Uit een analyse van het document, dat ontdekt werd door de Oostenrijkse privacy-onderzoeker Wolfie Christl, blijkt dat Microsoft in het bezit is van duizenden segmenten met informatie over Nederlandse internetgebruikers. Adverteerders kunnen hun reclames daardoor afstemmen op de WOZ-waarde van Nederlandse woningeigenaren en op inschattingen over hun koopkracht, sociale status en leeftijd. De segmenten zijn afkomstig van Nederlandse bedrijven en van internationale dataverzamelaars die gegevens registreren via Nederlandse apps. Of gebruikers in de juiste hokjes zijn gestopt, is maar de vraag. Of de gegevens echt zo anoniem zijn als de verkopers ervan beweren is dat ook. Maar in de wereld van programmatic advertising telt vooral het resultaat.

Een schat aan gegevens

De wereld van onlinereclame is anno 2023 een goudmijn, maar in de beginjaren moesten adverteerders schieten met hagel. Automerken, keukenboeren en kledingzaken telden vaak hoge bedragen neer om hun producten aan de man (m/v) te brengen, maar wisten vooraf nooit zeker of ze de juiste doelgroep aanspraken.

Dat is tegenwoordig anders. Bedrijven gebruiken tal van technieken om websitebezoekers en appgebruikers nauwkeurig in kaart te brengen, zodat zij hun advertenties beter op hen kunnen afstemmen. Dat is belangrijk, want adverteren kost geld. Hoe relevanter reclame is, hoe groter de kans dan ook is dat een investering geld oplevert. Om te weten welk vlees ze in de kuip hebben, verzamelen bedrijven dan ook een schat aan informatie. Ze registreren websitebezoeken, locaties, klik- en kijkgedrag, zoekopdrachten, interesses en nog veel meer.

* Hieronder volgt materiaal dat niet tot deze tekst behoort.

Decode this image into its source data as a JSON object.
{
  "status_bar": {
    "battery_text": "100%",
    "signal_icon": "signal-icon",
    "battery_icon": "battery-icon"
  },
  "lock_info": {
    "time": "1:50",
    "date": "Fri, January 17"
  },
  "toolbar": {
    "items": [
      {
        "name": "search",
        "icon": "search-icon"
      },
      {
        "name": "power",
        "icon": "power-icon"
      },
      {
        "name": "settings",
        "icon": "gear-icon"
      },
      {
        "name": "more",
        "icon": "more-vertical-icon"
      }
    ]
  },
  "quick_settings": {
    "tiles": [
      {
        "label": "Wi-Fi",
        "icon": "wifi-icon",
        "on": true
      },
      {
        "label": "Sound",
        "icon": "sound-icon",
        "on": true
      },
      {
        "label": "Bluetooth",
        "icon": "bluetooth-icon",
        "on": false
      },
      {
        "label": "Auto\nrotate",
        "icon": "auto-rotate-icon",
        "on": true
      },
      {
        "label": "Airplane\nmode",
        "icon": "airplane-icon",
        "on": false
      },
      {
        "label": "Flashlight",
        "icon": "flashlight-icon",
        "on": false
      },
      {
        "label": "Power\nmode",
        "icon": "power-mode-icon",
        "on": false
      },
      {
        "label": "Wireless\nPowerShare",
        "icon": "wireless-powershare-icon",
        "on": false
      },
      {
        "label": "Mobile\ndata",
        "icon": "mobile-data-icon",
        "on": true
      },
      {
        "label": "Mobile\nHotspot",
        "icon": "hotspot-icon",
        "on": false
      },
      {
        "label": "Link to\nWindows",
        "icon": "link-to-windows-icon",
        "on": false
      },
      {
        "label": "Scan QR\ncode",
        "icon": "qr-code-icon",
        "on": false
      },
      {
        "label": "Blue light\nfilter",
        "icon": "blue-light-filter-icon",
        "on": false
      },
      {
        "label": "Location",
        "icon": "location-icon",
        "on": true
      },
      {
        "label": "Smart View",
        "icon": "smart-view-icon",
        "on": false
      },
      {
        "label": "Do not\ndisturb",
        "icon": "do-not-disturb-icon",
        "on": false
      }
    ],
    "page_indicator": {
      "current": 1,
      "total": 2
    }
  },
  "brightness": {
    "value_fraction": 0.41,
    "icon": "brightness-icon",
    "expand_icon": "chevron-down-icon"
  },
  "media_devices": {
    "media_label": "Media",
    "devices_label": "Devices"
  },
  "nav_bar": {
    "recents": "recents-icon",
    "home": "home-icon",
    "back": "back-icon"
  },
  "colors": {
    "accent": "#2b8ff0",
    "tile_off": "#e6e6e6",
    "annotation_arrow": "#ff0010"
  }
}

Internetgebruikers merken daar niets van, of in elk geval niet direct. Ondertussen belanden veel gegevens over hen wel bij tal van –vaak onbekende– bedrijven. Die gebruiken de gegevens om nietsvermoedende websitebezoekers in hokjes te stoppen en verkopen de verwerkte gegevens weer door aan advertentieplatformen. Zij zorgen er via een ingewikkeld maar razendsnel biedproces voor dat websites diezelfde internetgebruikers relevante advertenties voorschotelen. Wie in de boeken belandt als een vermogende veertigplusser krijgt daardoor bijvoorbeeld een advertentie voor een luxe vakantievilla te zien. Bezoekers die mentale gezondheidsproblemen kunnen hebben, zien op dezelfde plek reclame voor slaaptabletten.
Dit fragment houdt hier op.